The irony that digital marketing is labor-intensive hasn't been lost on ad agencies, and Google knows this. Unless it can make it much easier for agencies to buy big chunks of its media, agencies won't bother. Time is money, and ad agencies don’t want to spend time and money on projects whose internal management costs are higher than the cost of the media that's purchased.
Agencies won't buy Google's media without an agency discount
But there's a deeper problem with the way Google sells media than the fact that buying media from it is annoying: It's not profitable.
Every form of "traditional" media, including print, radio, TV and outdoor, has an agency discount associated with it. Agencies make a significant share of their earnings from the spread between wholesale and retail media prices -- except with Google and the other search engines. When buying this kind of media, agencies pay retail, even if they're buying millions of clicks a month. So at the end of the month they're faced with a truly rotten choice: either present their clients with a very high bill (retail price plus media management fee) or a bill without a markup (which means they're going out of pocket running the search campaign).

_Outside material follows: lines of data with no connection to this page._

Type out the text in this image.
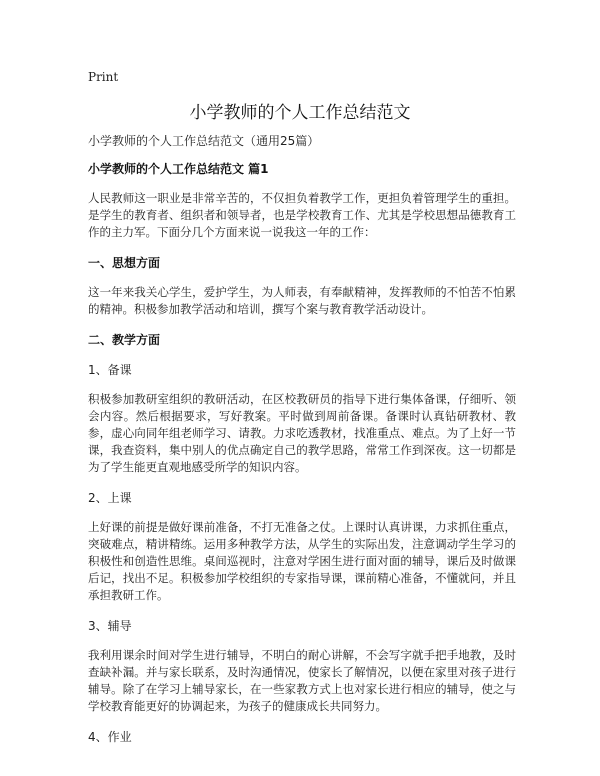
Print
小学教师的个人工作总结范文

小学教师的个人工作总结范文（通用25篇）

小学教师的个人工作总结范文 篇1

人民教师这一职业是非常辛苦的，不仅担负着教学工作，更担负着管理学生的重担。是学生的教育者、组织者和领导者，也是学校教育工作、尤其是学校思想品德教育工作的主力军。下面分几个方面来说一说我这一年的工作：

一、思想方面

这一年来我关心学生，爱护学生，为人师表，有奉献精神，发挥教师的不怕苦不怕累的精神。积极参加教学活动和培训，撰写个案与教育教学活动设计。

二、教学方面

1、备课

积极参加教研室组织的教研活动，在区校教研员的指导下进行集体备课，仔细听、领会内容。然后根据要求，写好教案。平时做到周前备课。备课时认真钻研教材、教参，虚心向同年组老师学习、请教。力求吃透教材，找准重点、难点。为了上好一节课，我查资料，集中别人的优点确定自己的教学思路，常常工作到深夜。这一切都是为了学生能更直观地感受所学的知识内容。

2、上课

上好课的前提是做好课前准备，不打无准备之仗。上课时认真讲课，力求抓住重点，突破难点，精讲精练。运用多种教学方法，从学生的实际出发，注意调动学生学习的积极性和创造性思维。桌间巡视时，注意对学困生进行面对面的辅导，课后及时做课后记，找出不足。积极参加学校组织的专家指导课，课前精心准备，不懂就问，并且承担教研工作。

3、辅导

我利用课余时间对学生进行辅导，不明白的耐心讲解，不会写字就手把手地教，及时查缺补漏。并与家长联系，及时沟通情况，使家长了解情况，以便在家里对孩子进行辅导。除了在学习上辅导家长，在一些家教方式上也对家长进行相应的辅导，使之与学校教育能更好的协调起来，为孩子的健康成长共同努力。

4、作业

Given their druthers, agencies wouldn't touch search for this reason alone; those that do will do so as an accommodation, which they do grudgingly in order to keep other profitable parts of the client's business. If Google seriously wants agencies to pony up serious cash, it will have to cut them a break on price.
What will this deal yield?
Google will do two substantive things for Publicis: first, provide it an agency discount (which it will eventually have to open up to other competing ad agencies), and second, figure out some way to vastly simplify all the complicated decisions required to run digital campaigns. Both of these steps are easy to take and will likely be accomplished within a year.
Coming up with a "universal digital marketing dashboard" is a dream that tech-challenged marketers have had for years; the problem with such dashboards is that they're inherently unreliable, and inherently wasteful. They conceal the minutia, and the secret of running effective digital campaigns is to optimize all of the complicated moving parts, which means "working under the hood."
Beyond this, Google clearly has an agenda that it will be busy selling to Publicis, namely how to extract value from numerous expensive properties it has acquired over the years which, from a revenue perspective, have been either disappointing or abject failures. By this I mean YouTube, dMarc, and its various offline media initiatives. None of these have served Google's advertising system; perhaps one of Publicis' old media, pony-tailed creative types can tell Google how to fix them.